Intel® FPGA SDK for OpenCL™: Intel® Arria® 10 GX FPGA Development Kit Reference Platform Porting Guide

ID 683267
Date 3/28/2022
Public
Document Table of Contents

3.1.6.1. Implementing a DMA Transfer

Implement a DMA transfer in the MMD on Windows ( INTELFPGAOCLSDKROOT\board\a10_ref\source\host\mmd\acl_pcie_dma_windows.cpp) or in the kernel driver on Linux ( INTELFPGAOCLSDKROOT/board/a10_ref/linux64/driver/aclpci_dma).
Note:

For Windows, the Jungo WinDriver imposes a 5000 to 10000 limit on the number of interrupts received per second in user mode. This limit translates to a 2.5 gigabytes per second (GBps) to 5 GBps DMA bandwidth when a full 128-entry table of 4 KB page is transferred per interrupt.

On Windows, polling is the default method for maximizing PCIe DMA bandwidth at the expense of CPU run time. To use interrupts instead of polling, assign a non-NULL value to the ACL_PCIE_DMA_USE_MSI environment variable.
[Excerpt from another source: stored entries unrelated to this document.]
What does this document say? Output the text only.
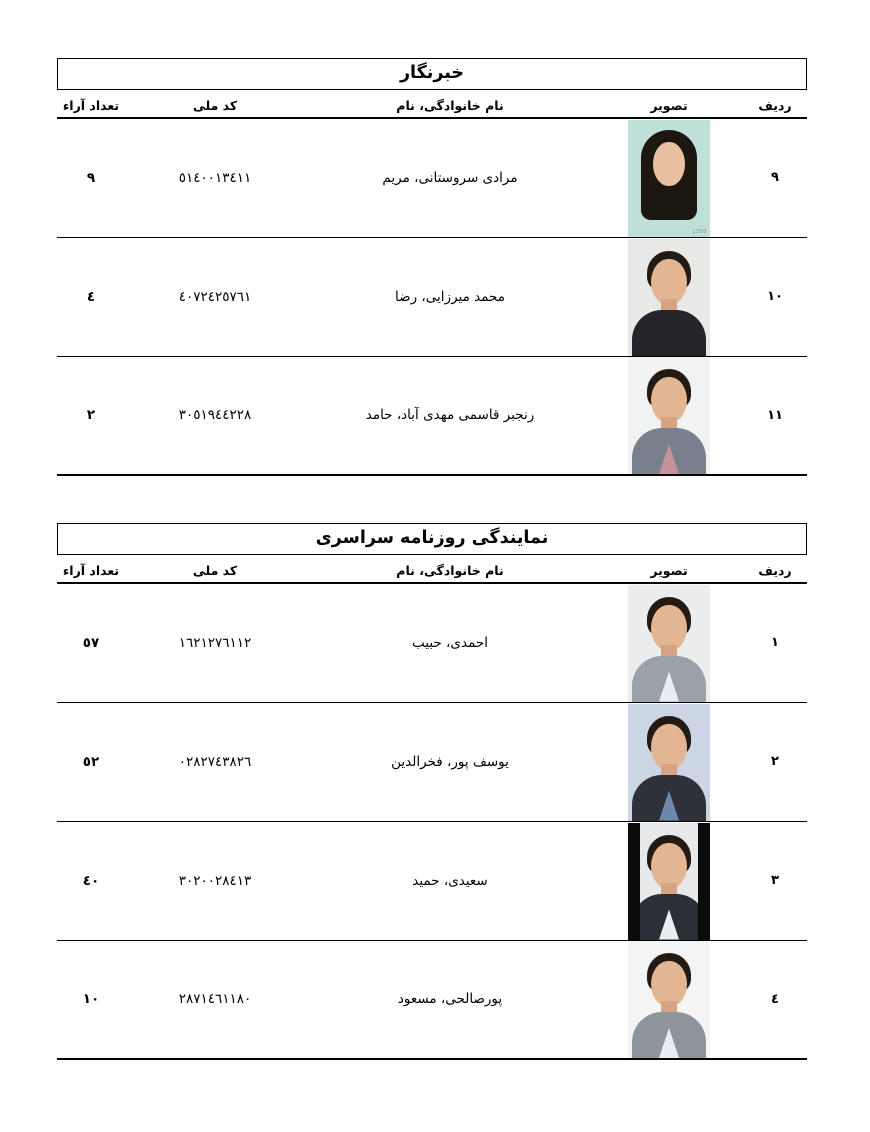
خبرنگار
ردیف
تصویر
نام خانوادگی، نام
کد ملی
تعداد آراء
٩
1350
مرادی سروستانی، مریم
٥١٤٠٠١٣٤١١
٩
١٠
محمد میرزایی، رضا
٤٠٧٢٤٢٥٧٦١
٤
١١
رنجبر قاسمی مهدی آباد، حامد
٣٠٥١٩٤٤٢٢٨
٢
نمایندگی روزنامه سراسری
ردیف
تصویر
نام خانوادگی، نام
کد ملی
تعداد آراء
١
احمدی، حبیب
١٦٢١٢٧٦١١٢
٥٧
٢
یوسف پور، فخرالدین
٠٢٨٢٧٤٣٨٢٦
٥٢
٣
سعیدی، حمید
٣٠٢٠٠٢٨٤١٣
٤٠
٤
پورصالحی، مسعود
٢٨٧١٤٦١١٨٠
١٠
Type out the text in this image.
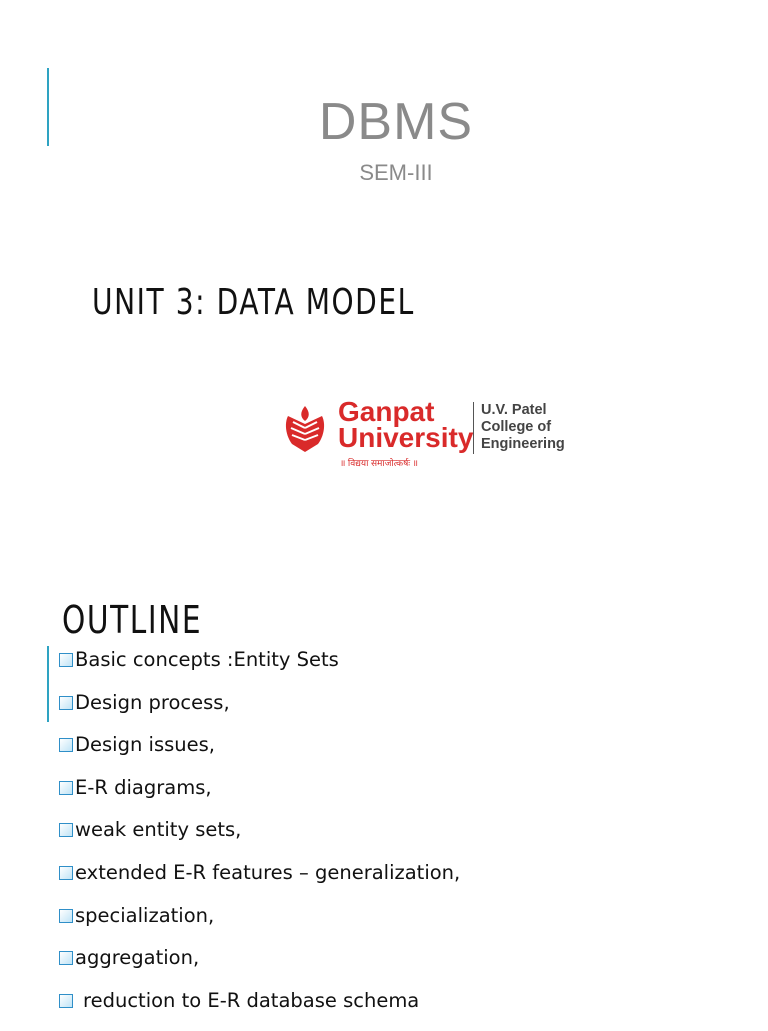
DBMS
SEM-III
UNIT 3: DATA MODEL
Ganpat
University
॥ विद्यया समाजोत्कर्षः ॥
U.V. Patel
College of
Engineering
OUTLINE
Basic concepts :Entity Sets
Design process,
Design issues,
E-R diagrams,
weak entity sets,
extended E-R features – generalization,
specialization,
aggregation,
reduction to E-R database schema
To implement a DMA transfer:

  1. Verify that the previous DMA transfer sent all the requested bytes of data.
  2. Map the virtual memories that are requested for DMA transfer to physical addresses.
    Note: The amount of virtual memory that can be mapped at a time is system dependent. Large DMA transfers require multiple mapping or unmapping operations. For a higher bandwidth, map the virtual memory ahead in a separate thread that is in parallel to the transfer.
  3. Set up the DMA descriptor table on local memory.
  4. Write the location of the DMA descriptor table, which is in user memory, to the DMA control registers (that is, RC Read Status and Descriptor Base and RC Write Status and Descriptor Base).
  5. Write the Platform Designer address of descriptor FIFOs to the DMA control registers (that is EP Read Descriptor FIFO Base and EP Write Status and Descriptor FIFO Base).
  6. Write the start signal to the RD_DMA_LAST_PTR and WR_DMA_LAST_PTR DMA control registers.
  7. After the current DMA transfer finishes, repeat the procedure to implement the next DMA transfer.